I don't know, I think so.
All I know is that I tend to have very intense relationships. I don't know... its just something about me. I tend to get all up in a person's life.... and not intentionally. I don't know if I can ever have one of those relationships where the two people just feel medium about one another. Every guy I've dated has told me that a relationship with me is very consuming. I don't know why... I don't try to be. I'm just me.

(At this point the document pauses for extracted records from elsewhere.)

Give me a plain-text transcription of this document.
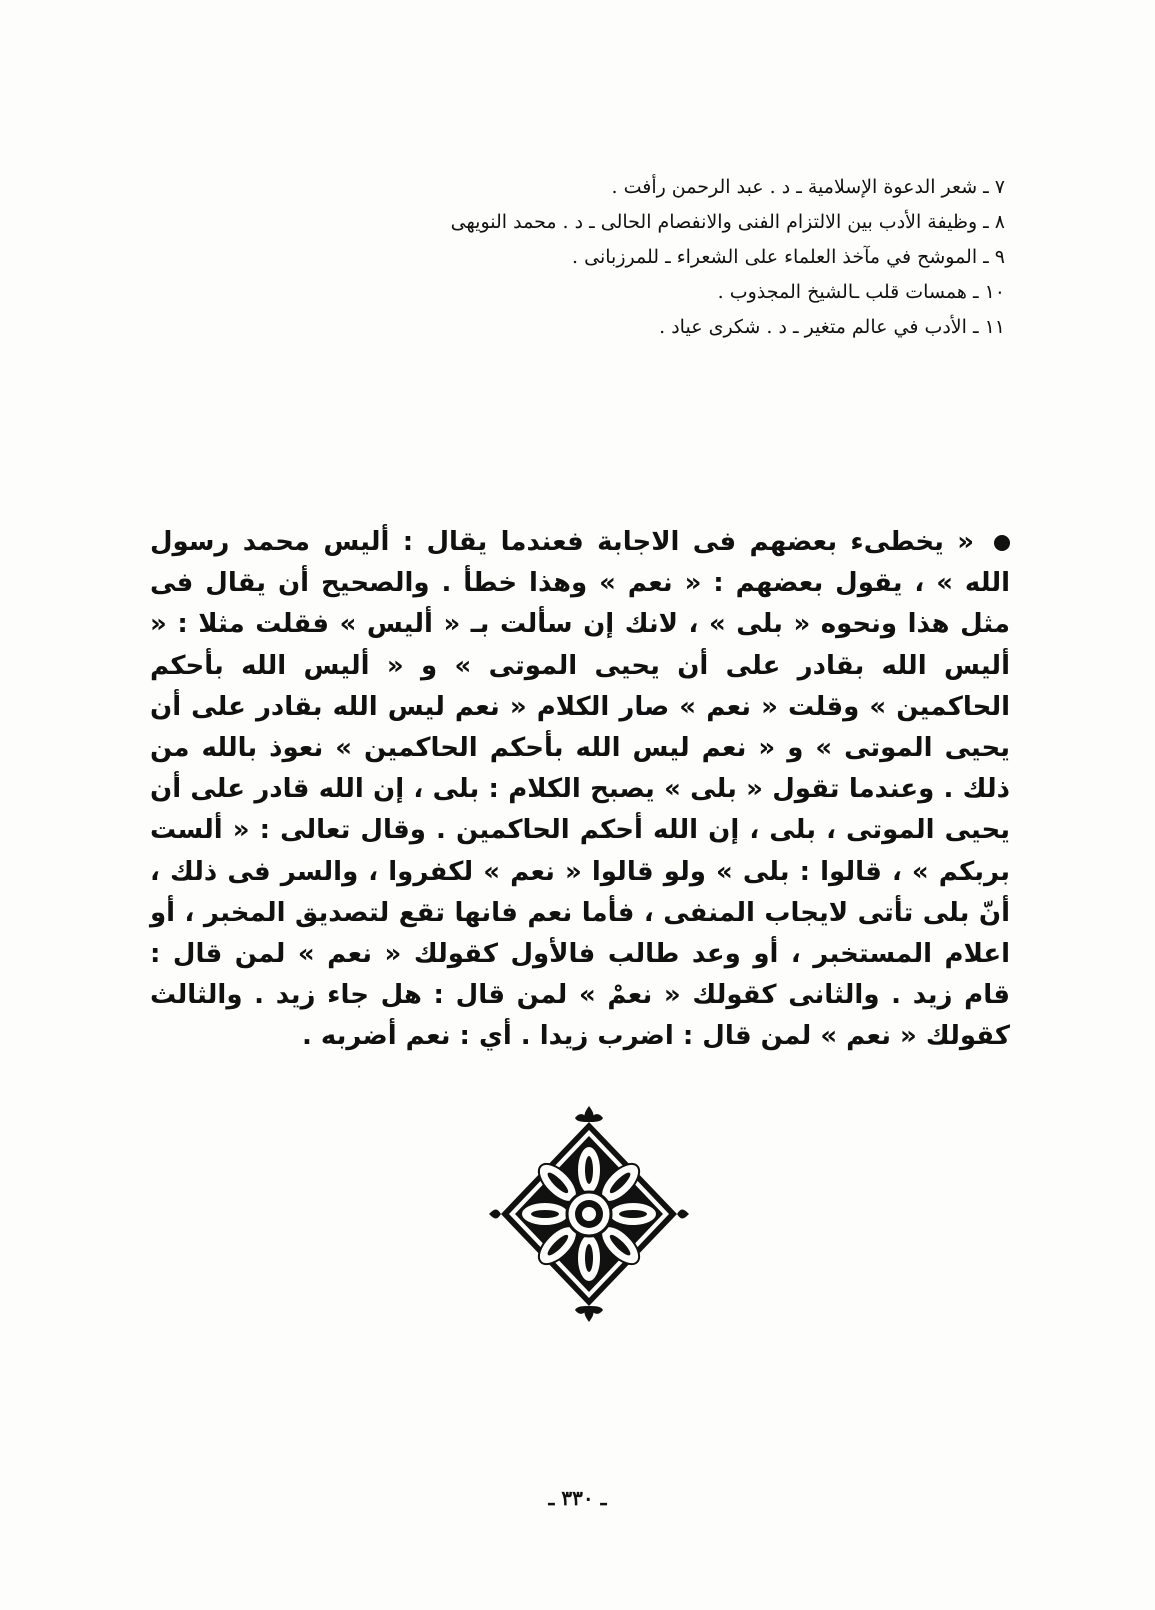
٧ ـ شعر الدعوة الإسلامية ـ د . عبد الرحمن رأفت .
٨ ـ وظيفة الأدب بين الالتزام الفنى والانفصام الحالى ـ د . محمد النويهى
٩ ـ الموشح في مآخذ العلماء على الشعراء ـ للمرزبانى .
١٠ ـ همسات قلب ـالشيخ المجذوب .
١١ ـ الأدب في عالم متغير ـ د . شكرى عياد .
« يخطىء بعضهم فى الاجابة فعندما يقال : أليس محمد رسول الله » ، يقول بعضهم : « نعم » وهذا خطأ . والصحيح أن يقال فى مثل هذا ونحوه « بلى » ، لانك إن سألت بـ « أليس » فقلت مثلا : « أليس الله بقادر على أن يحيى الموتى » و « أليس الله بأحكم الحاكمين » وقلت « نعم » صار الكلام « نعم ليس الله بقادر على أن يحيى الموتى » و « نعم ليس الله بأحكم الحاكمين » نعوذ بالله من ذلك . وعندما تقول « بلى » يصبح الكلام : بلى ، إن الله قادر على أن يحيى الموتى ، بلى ، إن الله أحكم الحاكمين . وقال تعالى : « ألست بربكم » ، قالوا : بلى » ولو قالوا « نعم » لكفروا ، والسر فى ذلك ، أنّ بلى تأتى لايجاب المنفى ، فأما نعم فانها تقع لتصديق المخبر ، أو اعلام المستخبر ، أو وعد طالب فالأول كقولك « نعم » لمن قال : قام زيد . والثانى كقولك « نعمْ » لمن قال : هل جاء زيد . والثالث كقولك « نعم » لمن قال : اضرب زيدا . أي : نعم أضربه .
ـ ٣٣٠ ـ
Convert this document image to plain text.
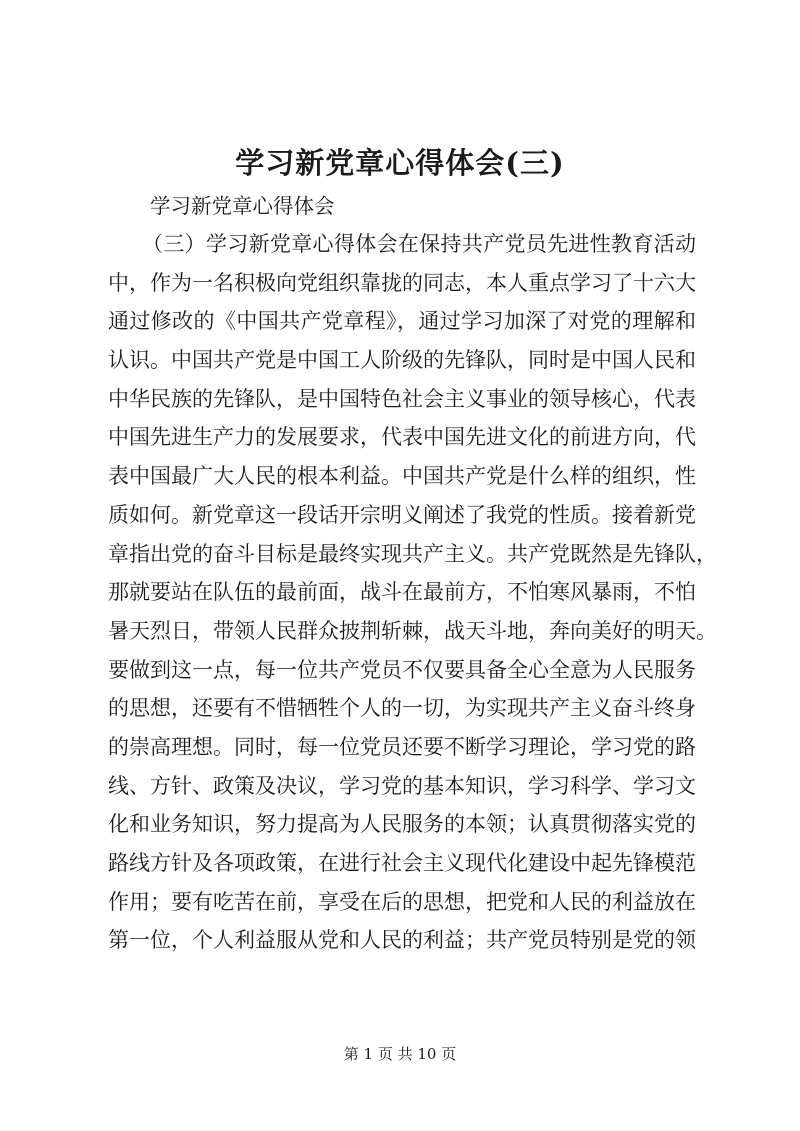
学习新党章心得体会(三)

学习新党章心得体会

（三）学习新党章心得体会在保持共产党员先进性教育活动
中，作为一名积极向党组织靠拢的同志，本人重点学习了十六大
通过修改的《中国共产党章程》，通过学习加深了对党的理解和
认识。中国共产党是中国工人阶级的先锋队，同时是中国人民和
中华民族的先锋队，是中国特色社会主义事业的领导核心，代表
中国先进生产力的发展要求，代表中国先进文化的前进方向，代
表中国最广大人民的根本利益。中国共产党是什么样的组织，性
质如何。新党章这一段话开宗明义阐述了我党的性质。接着新党
章指出党的奋斗目标是最终实现共产主义。共产党既然是先锋队，
那就要站在队伍的最前面，战斗在最前方，不怕寒风暴雨，不怕
暑天烈日，带领人民群众披荆斩棘，战天斗地，奔向美好的明天。
要做到这一点，每一位共产党员不仅要具备全心全意为人民服务
的思想，还要有不惜牺牲个人的一切，为实现共产主义奋斗终身
的崇高理想。同时，每一位党员还要不断学习理论，学习党的路
线、方针、政策及决议，学习党的基本知识，学习科学、学习文
化和业务知识，努力提高为人民服务的本领；认真贯彻落实党的
路线方针及各项政策，在进行社会主义现代化建设中起先锋模范
作用；要有吃苦在前，享受在后的思想，把党和人民的利益放在
第一位，个人利益服从党和人民的利益；共产党员特别是党的领

第 1 页 共 10 页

After awhile, I noticed that I would seek out guys who I didn't feel too much of a connection with, or who seemed emotionally unavailable, because I really wanted to just have one of those 6 month relationships where we can hang for a little bit, give each other the deuce and split. It was a real goal of mine at one point. Its never like that for me though. People always fall in love.... and I've "made" every single one of my boyfriends cry at one point. And these are all very stoic, emotionless men. They're the only kind I can date. I don't do well with sensitive/emotional men... they will literally just fall off the face of the earth when things are through. I always thought they were dissing me, I only recently learned that they did that because of hurt feelings.
erplexed
I've never had sex, so its definitely not the sex. Its weird, because I've had several long term relationships (1+ year) despite my no sexing rule, as I'm saving it for marriage. Some of them were holding on to the hope of me giving it up to the end, others didn't really care. I'm not really a rules girl either. I have my own rules that work for me.
I've had some interesting words thrown at me... mysterious, intriguing, etc. Which is funny to me, because I'm pretty goofy lol. Part of it may be my father, he is very old school and stern. All my bfs had to do the "sneak and meet me here", "whisper on the phone" thing at some point, and honestly they ate that ish up. I think it was the whole forbidden fruit idea. I also think it was the lack of the sex. I still have past boos hitting me up, about it... some of whom are in new relationships.
Also, I'm a Scorpio, and supposedly that's one the traits of our signs. That we "lure" people in. I don't know how I feel about it. After all that drama, I have yet to found The One, so what does all that really mean you know?